The Oldebroek explosion was originally announced for September, though delayed for a month. Who first called it a 'big bang' is not clear, but the earliest instance in BNA in this connection is an article in the Portsmouth Evening News from 23 September, entitled 'A big, big bang':

If a big bang is heard during the weekend no one need be alarmed. It will be a scientific experiment arranged by the Netherlands government in connection with the transmission of the sound of explosions. The big bang will consist of the explosion of ten tons perchlorate of ammonium, and is timed for 8..30 p.m. (summer time), a day to be fixed [...] Official 'listeners-in' have been appointed, and in the countries surrounding the explosion observers are invited to watch for evidence of the big bang.3

(That's four big bangs, if you're counting.) The term caught on from here: most of the articles about the Oldebroek explosion (not that there were a lot) in the following six weeks called it a big bang, such as this discussion the Aberdeen Daily Journal:

Mystery of the 'Big Bang.'

The 'big bang,' as Londoners facetiously called the explosion in Holland, was rather a fiasco as far as London, and the south was concerned. I have not met anybody inside the Metropolitan area who heard anything of the explosion at all. London's usual traffic noises wore apparently too strong.4

And thereafter, as the quick-and-dirty BNA numbers suggest, 'big bang' burbled along through the 1920s and 1930s as a term for a big explosion: in 1924, an Army artillery competition was described as the 'Sheffield "big bang"'; in 1927, a 'Record Big Bang' was expected in Dundee for the Fifth of November ; in 1935, a big quarry detonation was described as 'Scotland's Big Bang'.5

To be clear, while the words 'big bang' certainly appear together in BNA before 1922, they don't seem to have been recognised as a phrase -- just to describe a bang that, somewhat redundantly, happened to be big. Conversely, by 1949, when Fred Hoyle spoke on the BBC about the expanding universe theory, 'big bang' was available as a stock phrase, and indeed, as he was born in 1915, had been since he was a small boy. So, while he may have got it from the Heligoland Big Bang via the scientific literature, he may also have got it from Guy Fawkes Night.

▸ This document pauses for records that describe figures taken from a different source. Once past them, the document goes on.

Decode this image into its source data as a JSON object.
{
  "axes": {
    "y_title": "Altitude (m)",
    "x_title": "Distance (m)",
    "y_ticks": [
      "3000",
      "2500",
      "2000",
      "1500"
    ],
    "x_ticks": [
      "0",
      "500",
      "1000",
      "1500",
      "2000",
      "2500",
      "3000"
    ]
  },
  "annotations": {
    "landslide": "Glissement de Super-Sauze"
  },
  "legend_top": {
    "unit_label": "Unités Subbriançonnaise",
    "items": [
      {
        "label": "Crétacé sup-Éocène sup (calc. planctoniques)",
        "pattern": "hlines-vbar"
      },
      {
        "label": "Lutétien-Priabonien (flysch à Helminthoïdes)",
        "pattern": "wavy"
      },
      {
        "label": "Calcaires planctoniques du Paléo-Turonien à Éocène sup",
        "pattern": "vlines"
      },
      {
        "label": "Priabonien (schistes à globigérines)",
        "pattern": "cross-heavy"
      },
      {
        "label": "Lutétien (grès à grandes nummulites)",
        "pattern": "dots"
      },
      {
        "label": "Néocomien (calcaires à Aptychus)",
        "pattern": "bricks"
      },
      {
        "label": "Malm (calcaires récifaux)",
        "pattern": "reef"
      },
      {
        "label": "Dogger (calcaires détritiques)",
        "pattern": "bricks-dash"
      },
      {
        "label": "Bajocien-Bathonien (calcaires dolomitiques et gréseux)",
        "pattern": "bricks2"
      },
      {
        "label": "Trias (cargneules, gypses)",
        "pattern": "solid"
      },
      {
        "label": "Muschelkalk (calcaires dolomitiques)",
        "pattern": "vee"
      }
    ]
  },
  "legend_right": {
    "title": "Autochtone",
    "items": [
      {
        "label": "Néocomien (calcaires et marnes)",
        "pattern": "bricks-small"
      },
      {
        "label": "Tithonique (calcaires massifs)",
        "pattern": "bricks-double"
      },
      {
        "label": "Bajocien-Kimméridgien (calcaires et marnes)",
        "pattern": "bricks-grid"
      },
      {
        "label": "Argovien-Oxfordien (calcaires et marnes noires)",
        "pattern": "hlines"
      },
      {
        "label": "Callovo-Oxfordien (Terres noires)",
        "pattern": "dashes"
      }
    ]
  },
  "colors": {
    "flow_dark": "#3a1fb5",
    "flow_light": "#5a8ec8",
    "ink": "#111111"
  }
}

Finally -- because Airminded -- let's tie this back to aviation. Why such an interest in 1922 in the propagation of sound from large explosions? Since in 1947 there seems to have been a connection to the late war, in the form of atomic explosions, we might suspect some connection here to the other late war -- something to do with artillery ranging, perhaps, or sound detection of aircraft. But, as far as I can see, neither the discussions in Nature nor the articles in BNA mention or speculate on any warlike purpose to the Oldebroek experiment. In fact it's mostly presented as pure science, and it was the Meteorological (or Met) Office which collated the observations in Britain. But in 1919 the Met Office had been moved from the Board of Trade to the Air Ministry, in recognition of the importance of weather forecasting for aerial navigation. Perhaps, then, the first big bang helped pave the way for the upcoming aerial age.

CC BY-NC-ND 4.0 This work is licensed under a Creative Commons Attribution-NonCommercial-NoDerivatives 4.0 International License. Permissions beyond the scope of this license may be available at http://airminded.org/copyright/.

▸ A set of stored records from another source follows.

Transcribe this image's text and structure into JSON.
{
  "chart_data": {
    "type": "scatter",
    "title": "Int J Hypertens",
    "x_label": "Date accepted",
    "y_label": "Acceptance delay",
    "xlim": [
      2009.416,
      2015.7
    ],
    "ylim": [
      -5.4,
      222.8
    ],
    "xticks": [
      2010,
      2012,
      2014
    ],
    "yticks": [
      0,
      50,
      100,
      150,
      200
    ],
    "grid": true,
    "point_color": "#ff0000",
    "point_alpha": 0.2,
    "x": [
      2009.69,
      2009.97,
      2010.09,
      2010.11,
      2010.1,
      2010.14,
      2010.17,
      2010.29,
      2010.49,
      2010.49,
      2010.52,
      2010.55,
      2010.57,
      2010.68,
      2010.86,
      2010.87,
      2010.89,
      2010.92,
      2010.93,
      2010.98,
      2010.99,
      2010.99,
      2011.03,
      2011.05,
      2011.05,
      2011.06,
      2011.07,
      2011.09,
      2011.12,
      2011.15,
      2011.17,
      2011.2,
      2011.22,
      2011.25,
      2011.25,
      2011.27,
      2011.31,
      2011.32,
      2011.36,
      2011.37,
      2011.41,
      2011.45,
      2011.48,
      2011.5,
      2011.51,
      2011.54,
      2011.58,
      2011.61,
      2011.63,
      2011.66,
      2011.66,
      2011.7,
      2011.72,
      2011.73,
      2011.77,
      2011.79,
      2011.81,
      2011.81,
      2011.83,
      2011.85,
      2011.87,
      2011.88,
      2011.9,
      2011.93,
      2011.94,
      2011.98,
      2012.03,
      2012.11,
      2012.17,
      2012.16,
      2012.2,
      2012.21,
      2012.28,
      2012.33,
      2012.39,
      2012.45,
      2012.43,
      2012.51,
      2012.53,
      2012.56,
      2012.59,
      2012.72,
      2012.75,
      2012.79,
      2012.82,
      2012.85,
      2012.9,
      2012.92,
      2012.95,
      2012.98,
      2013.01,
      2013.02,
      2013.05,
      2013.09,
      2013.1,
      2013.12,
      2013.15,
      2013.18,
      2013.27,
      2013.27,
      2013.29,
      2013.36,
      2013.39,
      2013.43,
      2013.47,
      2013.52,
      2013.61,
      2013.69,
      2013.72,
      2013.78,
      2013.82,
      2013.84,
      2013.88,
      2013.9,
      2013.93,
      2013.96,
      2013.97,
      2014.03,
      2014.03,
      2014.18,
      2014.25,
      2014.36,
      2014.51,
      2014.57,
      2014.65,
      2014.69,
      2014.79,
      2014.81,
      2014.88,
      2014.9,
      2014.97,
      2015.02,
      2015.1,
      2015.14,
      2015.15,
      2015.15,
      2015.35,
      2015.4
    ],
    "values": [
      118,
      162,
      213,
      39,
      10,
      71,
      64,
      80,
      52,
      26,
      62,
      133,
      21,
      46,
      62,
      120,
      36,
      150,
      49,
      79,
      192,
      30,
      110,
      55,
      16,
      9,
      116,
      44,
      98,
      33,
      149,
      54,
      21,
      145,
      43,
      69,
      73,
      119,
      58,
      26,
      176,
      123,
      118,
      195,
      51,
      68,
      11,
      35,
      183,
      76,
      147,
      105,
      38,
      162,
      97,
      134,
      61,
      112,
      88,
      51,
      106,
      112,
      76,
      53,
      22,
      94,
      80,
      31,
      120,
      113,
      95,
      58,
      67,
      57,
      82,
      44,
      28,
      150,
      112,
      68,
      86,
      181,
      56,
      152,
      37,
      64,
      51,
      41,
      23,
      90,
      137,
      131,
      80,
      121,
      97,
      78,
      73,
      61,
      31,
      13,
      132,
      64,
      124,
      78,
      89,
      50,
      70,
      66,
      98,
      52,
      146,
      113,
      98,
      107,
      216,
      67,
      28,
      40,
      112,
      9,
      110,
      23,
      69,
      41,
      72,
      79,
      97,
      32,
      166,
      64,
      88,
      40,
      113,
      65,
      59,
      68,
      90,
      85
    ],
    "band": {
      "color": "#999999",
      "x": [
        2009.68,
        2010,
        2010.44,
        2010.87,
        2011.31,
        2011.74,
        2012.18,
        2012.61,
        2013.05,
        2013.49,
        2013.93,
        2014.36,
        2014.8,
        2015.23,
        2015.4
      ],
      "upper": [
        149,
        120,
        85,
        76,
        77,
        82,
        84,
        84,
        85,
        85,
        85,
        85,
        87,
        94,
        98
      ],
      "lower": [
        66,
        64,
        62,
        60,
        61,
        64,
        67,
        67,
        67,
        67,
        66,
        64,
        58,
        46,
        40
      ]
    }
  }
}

  1. Evening Telegraph (Dundee), 30 October 1922, 2.[]
  2. ‘Propagation of the sound of explosions’, Nature 110, no. 2766 (1 November 1922): 619–620.[]
  3. Evening News (Portsmouth), 23 September 1922, 7.[]
  4. Aberdeen Daily Journal, 30 October 1922, 4.[]
  5. Sheffield Daily Telegraph, 27 August 1924, 7; Evening Telegraph (Dundee), 3 November 1927, 5; Courier and Advertiser (Dundee), 31 May 1935, 7.[]

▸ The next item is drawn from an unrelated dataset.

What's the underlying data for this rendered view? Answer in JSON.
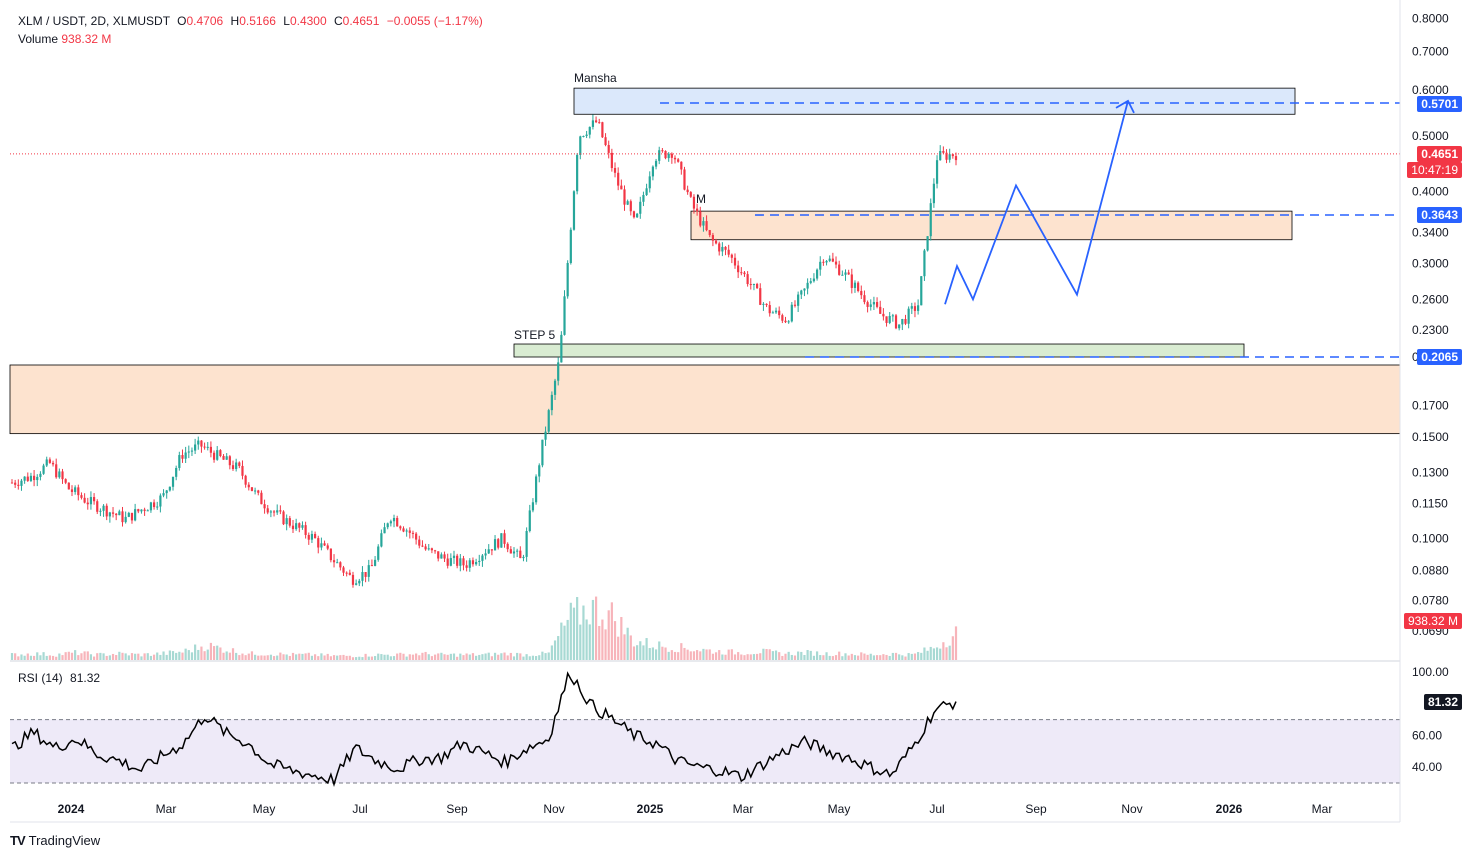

3 thoughts on “The first Big Bang — II

  1. Erik Lund

    Two years after the "Big Bang" talk, but still an interesting connection:

    "Ewing, M. and Press, F.: Tide?gage disturbances from the great eruption of Krakatoa, Eos, Transactions American Geophysical Union, 36, 53-60, 1955, previewed in "Volcano and Ice," Time, 26 March 1951.
    Ewing and Press, working from reports that the "famous explosion" of Krakatoa in 1883 send "air waves seven times around the world," discovered a Royal Society report on the associated sea wave, concluded that reported anomalous tidal gauge readings previously associated with the sea wave, were in fact induced by the "air wave," developed a theory to predict the effect, and turned it into a way to assess the thickness of sea ice by bombing it, funded by the Air Force, ostensibly to measure the thickness of Arctic ice lest those damn Commies, etc, etc. (We are talking about the Fifties, and the Luce press, here.)

    It's all a bit strained, but it definitely starts with a "bang" heard around the world.

  2. Rawdon Crawley

    I spent five years - part-time - in the British Library Newspaper Department years ago researching something. With the BNA I could spend five minutes fixing my terms and perhaps a week getting all the details. Mind you, I'd have missed a lot of other interesting things I came across looking.
    A friend tells the story of how he wanted to track down the source of a passage written by Matthew Arnold. The trouble was his source was a French translation. Via Googlebooks it took ten minutes to find the translation and theEnglish original. The book with the French version isn't in the BL, so - if he was eager enough - he'd have had to got the BNL. As the translation was a passing reference it's quite likely he'd never have come across it at all.

  3. Post author

    Erik:

    I'm sold!

    Rawdon:

    Absolutely! I've done my time at Colindale and other physical newspaper archives, too, and while it's true that you miss things that way (not least a sense of how newspapers actually worked, in terms of layout, attention, advertising, and so on), I wouldn't trade it for what we have today with BNA/Trove/etc. I guess I'm glad to have done it the old-fashioned way -- but I'm glad that it is old-fashioned now.